The cost of doing nothing
Link rot is one of those problems that feels low priority until the day you need an article and find it gone. By that point, the damage is done — you can't retroactively save what's already disappeared. The only intervention that works is preventive: capture content as you encounter it, in a format that lasts. Markdown is that format. The conversion takes thirty seconds. The archive lasts decades.
What kinds of content are most at risk
Not all web content rots at the same rate. The categories most likely to vanish:
- Personal blogs. Hosted on platforms that fold; written by people who eventually move on; rarely backed up. The decay rate here is brutal.
- Medium and other platform posts. When the platform changes its model, paywalls posts, or the writer migrates, the original URL often returns nothing useful.
- Technology vendor blog posts. Acquisitions, rebrandings, and CMS migrations routinely orphan years of posts. When a vendor changes its product line, the case studies for the old product often disappear quietly.
- News articles older than 5 years. Even major publishers reorganize their archives. Specific URLs from a decade ago resolve at maybe 60-70% rates.
- Conference talks and slides. Conference websites die when the conference series ends. Speakers' personal sites die when the speakers stop maintaining them.
- Open-source project documentation. When a project's main repo moves or its docs site goes through a rewrite, old links break en masse.
Anything you ever want to cite, quote, build on, or look at again falls in one of these categories. The chance that a randomly-chosen URL from your bookmarks five years ago still resolves to the content you remember is somewhere between coin-flip and worse.
The discipline of selective archival
You don't need to save everything you read. The discipline that scales: archive the things you can imagine wanting to revisit. A reasonable filter:
- Did this article change my mind on something?
- Will I want to cite or quote this in something I'll write later?
- Is this reference material I might need again (a tutorial, a deep technical explanation, a definitive overview)?
- Does this contain data or analysis I might want to verify or build on?
If yes to any, archive immediately. The 30-second cost vs the years-later regret cost is wildly asymmetric. If no to all, skip it — you don't need a maximalist archive.
Tools that pair well with a Markdown archive
The archive is the foundation; what you do with it is the value. A few combinations that work especially well:
Obsidian. Open the archive folder as an Obsidian vault. Backlinks, graph view, and full-text search across everything you've saved, all on local files you own. The combination is one of the most powerful personal-knowledge setups available.
VS Code with Markdown All in One. If you already live in VS Code, your archive is browsable, searchable, and editable in your existing editor. The repo workflow (Git for versioning) gives you backup automatically.

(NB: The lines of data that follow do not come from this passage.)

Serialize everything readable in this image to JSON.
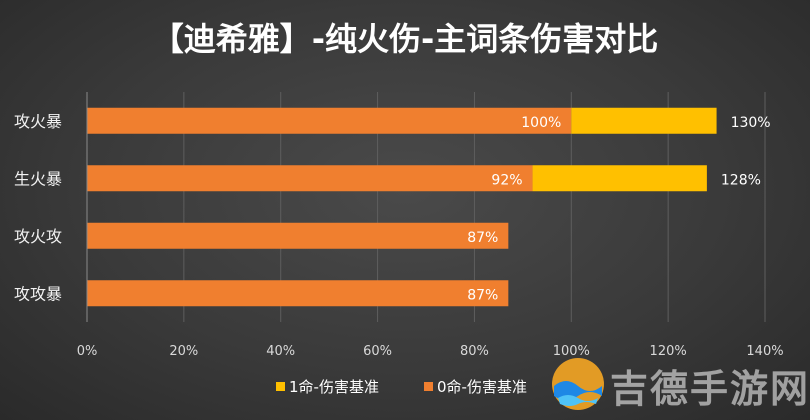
{
  "chart_data": {
    "type": "bar",
    "orientation": "horizontal",
    "stacked": true,
    "title": "【迪希雅】-纯火伤-主词条伤害对比",
    "categories": [
      "攻火暴",
      "生火暴",
      "攻火攻",
      "攻攻暴"
    ],
    "series": [
      {
        "name": "0命-伤害基准",
        "values": [
          100,
          92,
          87,
          87
        ],
        "labels": [
          "100%",
          "92%",
          "87%",
          "87%"
        ],
        "color": "#f07f2f"
      },
      {
        "name": "1命-伤害基准",
        "values": [
          30,
          36,
          0,
          0
        ],
        "labels": [
          "130%",
          "128%",
          "",
          ""
        ],
        "color": "#ffc000"
      }
    ],
    "xlim": [
      0,
      140
    ],
    "x_ticks": [
      "0%",
      "20%",
      "40%",
      "60%",
      "80%",
      "100%",
      "120%",
      "140%"
    ],
    "grid": true,
    "legend_position": "bottom-right"
  },
  "watermark": {
    "text": "吉德手游网"
  }
}
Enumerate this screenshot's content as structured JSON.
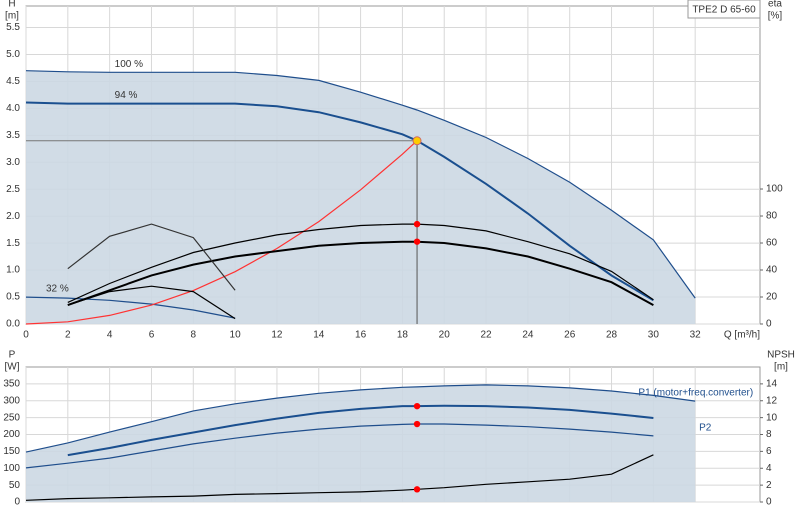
{
  "chart_data": [
    {
      "type": "line",
      "title": "TPE2 D 65-60",
      "ylabel": "H",
      "ylabel_unit": "[m]",
      "y2label": "eta",
      "y2label_unit": "[%]",
      "xlabel": "Q [m³/h]",
      "x": [
        0,
        2,
        4,
        6,
        8,
        10,
        12,
        14,
        16,
        18,
        18.7,
        20,
        22,
        24,
        26,
        28,
        30,
        32
      ],
      "xlim": [
        0,
        35.1
      ],
      "xticks": [
        0,
        2,
        4,
        6,
        8,
        10,
        12,
        14,
        16,
        18,
        20,
        22,
        24,
        26,
        28,
        30,
        32
      ],
      "ylim": [
        0,
        5.9
      ],
      "yticks": [
        {
          "value": 0,
          "label": "0.0"
        },
        0.5,
        {
          "value": 1,
          "label": "1.0"
        },
        1.5,
        {
          "value": 2,
          "label": "2.0"
        },
        2.5,
        {
          "value": 3,
          "label": "3.0"
        },
        3.5,
        {
          "value": 4,
          "label": "4.0"
        },
        4.5,
        {
          "value": 5,
          "label": "5.0"
        },
        5.5
      ],
      "y2lim": [
        0,
        235.6
      ],
      "y2ticks": [
        0,
        20,
        40,
        60,
        80,
        100
      ],
      "grid": true,
      "duty_point": {
        "x": 18.7,
        "y": 3.4
      },
      "area_color": "#ccd8e3",
      "series": [
        {
          "label": "100 %",
          "color": "#1f4e8c",
          "area": true,
          "values": [
            4.7,
            4.68,
            4.67,
            4.67,
            4.67,
            4.67,
            4.61,
            4.52,
            4.3,
            4.06,
            3.97,
            3.78,
            3.46,
            3.07,
            2.63,
            2.11,
            1.56,
            0.48
          ]
        },
        {
          "label": "94 %",
          "color": "#1a4f8f",
          "dot_color": "#ffcc00",
          "values": [
            4.11,
            4.09,
            4.09,
            4.09,
            4.09,
            4.09,
            4.04,
            3.93,
            3.74,
            3.52,
            3.4,
            3.1,
            2.6,
            2.05,
            1.45,
            0.9,
            0.44,
            null
          ]
        },
        {
          "label": "32 %",
          "color": "#1f4e8c",
          "values": [
            0.5,
            0.48,
            0.44,
            0.37,
            0.26,
            0.11,
            null,
            null,
            null,
            null,
            null,
            null,
            null,
            null,
            null,
            null,
            null,
            null
          ]
        },
        {
          "color": "#ff3333",
          "values": [
            0,
            0.04,
            0.16,
            0.35,
            0.62,
            0.97,
            1.4,
            1.9,
            2.49,
            3.15,
            3.4,
            null,
            null,
            null,
            null,
            null,
            null,
            null
          ]
        },
        {
          "color": "#000000",
          "axis": "y2",
          "dot_color": "#ff0000",
          "values": [
            null,
            16,
            30,
            42,
            53,
            60,
            66,
            70,
            73,
            74,
            74,
            73,
            69,
            61,
            52,
            39,
            18,
            null
          ]
        },
        {
          "color": "#000000",
          "axis": "y2",
          "dot_color": "#ff0000",
          "values": [
            null,
            14,
            25,
            36,
            44,
            50,
            54,
            58,
            60,
            61,
            61,
            60,
            56,
            50,
            41,
            31,
            14,
            null
          ]
        },
        {
          "color": "#333333",
          "axis": "y2",
          "values": [
            null,
            41,
            65,
            74,
            64,
            25,
            null,
            null,
            null,
            null,
            null,
            null,
            null,
            null,
            null,
            null,
            null,
            null
          ]
        },
        {
          "color": "#000000",
          "axis": "y2",
          "values": [
            null,
            14,
            24,
            28,
            24,
            4,
            null,
            null,
            null,
            null,
            null,
            null,
            null,
            null,
            null,
            null,
            null,
            null
          ]
        }
      ]
    },
    {
      "type": "line",
      "ylabel": "P",
      "ylabel_unit": "[W]",
      "y2label": "NPSH",
      "y2label_unit": "[m]",
      "x": [
        0,
        2,
        4,
        6,
        8,
        10,
        12,
        14,
        16,
        18,
        18.7,
        20,
        22,
        24,
        26,
        28,
        30,
        32
      ],
      "xlim": [
        0,
        35.1
      ],
      "ylim": [
        0,
        400
      ],
      "yticks": [
        0,
        50,
        100,
        150,
        200,
        250,
        300,
        350
      ],
      "y2lim": [
        0,
        16
      ],
      "y2ticks": [
        0,
        2,
        4,
        6,
        8,
        10,
        12,
        14
      ],
      "grid": true,
      "area_color": "#ccd8e3",
      "series": [
        {
          "label": "P1 (motor+freq.converter)",
          "color": "#1f4e8c",
          "area": true,
          "values": [
            148,
            175,
            207,
            238,
            270,
            291,
            308,
            322,
            332,
            340,
            341,
            344,
            347,
            344,
            338,
            329,
            316,
            299
          ]
        },
        {
          "color": "#1a4f8f",
          "dot_color": "#ff0000",
          "values": [
            null,
            139,
            160,
            184,
            206,
            228,
            247,
            264,
            276,
            284,
            284,
            285,
            284,
            280,
            273,
            262,
            249,
            null
          ]
        },
        {
          "label": "P2",
          "color": "#1f4e8c",
          "dot_color": "#ff0000",
          "values": [
            101,
            115,
            130,
            151,
            172,
            189,
            204,
            216,
            225,
            230,
            231,
            231,
            228,
            223,
            216,
            207,
            196,
            null
          ]
        },
        {
          "color": "#000000",
          "axis": "y2",
          "dot_color": "#ff0000",
          "values": [
            0.2,
            0.4,
            0.5,
            0.6,
            0.7,
            0.9,
            1,
            1.1,
            1.2,
            1.4,
            1.5,
            1.7,
            2.1,
            2.4,
            2.7,
            3.3,
            5.6,
            null
          ]
        }
      ]
    }
  ]
}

A static site generator. Some people publish their archive as a personal "things I've read" site. Eleventy, Hugo, or Astro consume Markdown and produce a searchable web archive in minutes.
Claude Projects or ChatGPT Custom GPTs. Drop the archive folder into a knowledge base for an AI assistant that knows everything you've read. "What did that article about post-incident reviews recommend for blameless culture?" — answered from the file you saved 18 months ago.
The archival mindset
Once you start archiving, the relationship with the web shifts. Articles stop being ephemeral things you read once. They become persistent assets in your library. You build on them. You revisit them. You find connections between things you read months apart. The web becomes the source of your library, not its replacement.
This isn't a marginal upgrade. For people whose work depends on what they read, it's one of the most under-implemented productivity changes available. The tools have existed for years. The only thing that was missing was a converter that produces clean Markdown reliably enough to make the archival step feel free. That's now solved.